With the end of the year comes the end of Early Winter data collection for the atlas. There’s still a little time, for owls at least, but now it’s just a matter of sharing any lingering eBird checklists or mailing in data forms so that we can wrap things up for that, penultimate, portion of the project.
Two months ago, we still had lots of gaping holes in our attempt to get a decent number of surveys in every block. Thanks to the great efforts of many people, and the truly exceptional efforts of a distinct few, we’ve managed to fill most of those gaps and will end the atlas with a impressive statewide sampling of Connecticut’s early winter birds.
Now, we need to do the same for the late winter.

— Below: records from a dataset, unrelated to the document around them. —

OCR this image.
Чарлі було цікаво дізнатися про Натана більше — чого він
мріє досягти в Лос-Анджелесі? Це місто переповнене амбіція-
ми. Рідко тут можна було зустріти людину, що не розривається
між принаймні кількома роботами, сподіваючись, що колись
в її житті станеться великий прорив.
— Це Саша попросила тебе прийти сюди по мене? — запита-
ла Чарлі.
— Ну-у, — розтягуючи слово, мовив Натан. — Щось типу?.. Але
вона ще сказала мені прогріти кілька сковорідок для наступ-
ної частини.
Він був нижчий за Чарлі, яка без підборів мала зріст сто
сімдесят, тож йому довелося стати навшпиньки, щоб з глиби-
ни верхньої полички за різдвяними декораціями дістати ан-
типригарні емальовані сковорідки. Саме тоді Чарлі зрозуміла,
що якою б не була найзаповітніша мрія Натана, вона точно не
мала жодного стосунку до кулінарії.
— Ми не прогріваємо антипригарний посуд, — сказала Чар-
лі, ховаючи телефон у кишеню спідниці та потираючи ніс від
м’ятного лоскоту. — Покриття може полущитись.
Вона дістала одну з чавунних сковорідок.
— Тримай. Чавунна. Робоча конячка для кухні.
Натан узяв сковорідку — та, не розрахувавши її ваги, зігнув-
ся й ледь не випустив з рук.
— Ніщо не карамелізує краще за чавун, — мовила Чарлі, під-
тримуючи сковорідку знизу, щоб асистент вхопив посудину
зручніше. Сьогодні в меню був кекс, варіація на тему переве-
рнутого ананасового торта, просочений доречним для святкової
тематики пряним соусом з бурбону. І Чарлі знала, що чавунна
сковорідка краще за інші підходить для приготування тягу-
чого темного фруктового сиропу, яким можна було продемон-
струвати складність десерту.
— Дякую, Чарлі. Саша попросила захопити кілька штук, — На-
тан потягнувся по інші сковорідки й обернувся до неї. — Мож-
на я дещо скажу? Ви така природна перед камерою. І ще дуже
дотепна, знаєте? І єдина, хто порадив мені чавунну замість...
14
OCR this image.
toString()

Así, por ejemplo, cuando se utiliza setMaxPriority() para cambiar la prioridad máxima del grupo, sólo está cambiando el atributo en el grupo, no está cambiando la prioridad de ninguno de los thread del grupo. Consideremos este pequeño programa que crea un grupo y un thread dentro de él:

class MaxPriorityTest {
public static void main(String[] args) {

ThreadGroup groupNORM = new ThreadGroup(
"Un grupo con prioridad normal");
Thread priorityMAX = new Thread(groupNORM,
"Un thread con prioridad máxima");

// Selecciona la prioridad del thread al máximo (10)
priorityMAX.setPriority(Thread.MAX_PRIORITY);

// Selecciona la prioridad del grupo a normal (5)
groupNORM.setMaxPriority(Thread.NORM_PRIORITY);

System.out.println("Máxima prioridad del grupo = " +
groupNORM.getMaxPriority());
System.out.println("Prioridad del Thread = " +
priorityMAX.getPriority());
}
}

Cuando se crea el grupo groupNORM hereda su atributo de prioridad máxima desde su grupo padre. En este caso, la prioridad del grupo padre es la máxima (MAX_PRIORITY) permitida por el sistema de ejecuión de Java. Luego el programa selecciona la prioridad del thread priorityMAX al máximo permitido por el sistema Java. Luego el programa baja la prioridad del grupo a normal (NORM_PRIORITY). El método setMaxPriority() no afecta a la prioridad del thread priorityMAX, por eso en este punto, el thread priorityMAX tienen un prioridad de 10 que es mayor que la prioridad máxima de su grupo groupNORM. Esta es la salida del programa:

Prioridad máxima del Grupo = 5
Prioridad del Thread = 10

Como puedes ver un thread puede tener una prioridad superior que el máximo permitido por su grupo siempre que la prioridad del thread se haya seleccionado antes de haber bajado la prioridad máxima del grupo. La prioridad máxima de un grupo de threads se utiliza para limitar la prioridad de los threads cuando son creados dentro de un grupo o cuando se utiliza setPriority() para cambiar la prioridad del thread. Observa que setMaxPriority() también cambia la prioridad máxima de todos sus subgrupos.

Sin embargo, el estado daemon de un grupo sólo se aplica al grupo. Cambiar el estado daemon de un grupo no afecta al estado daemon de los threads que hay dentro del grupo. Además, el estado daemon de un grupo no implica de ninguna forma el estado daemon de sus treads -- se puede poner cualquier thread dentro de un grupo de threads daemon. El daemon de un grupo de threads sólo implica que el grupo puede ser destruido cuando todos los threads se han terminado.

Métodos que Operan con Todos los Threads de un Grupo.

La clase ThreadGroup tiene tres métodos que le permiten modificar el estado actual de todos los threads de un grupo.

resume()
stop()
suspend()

As we’ve done previously, we have highlighted those blocks that are our absolute top priorities (click here to see a larger format map):
Yellow blocks are those that have less than an hour of survey effort; in some cases, no data at all. Those in orange have less than 3 hours. Our minimum goal is to get all of these blocks over the 3-hour mark. Of course, our ideal is to get all blocks to a total of 10 hours across all years of the atlas, so there is useful work that can be done in any blocks that are not marked as 100% complete in this second map:
Our priorities, though, are the blocks that are not even close, as visits to those sites will maximize the amount of new information about the state’s birds. Unfortunately, January 2022 looks like it will be another month in which it will be best for social activities to be outside, and in (very) small groups. So, meeting up with a birding friend for a walk in one of the lesser-known parts of the state might be a good way to get a birding fix, while staying safe, and also helping with the final 2 months of atlas field work.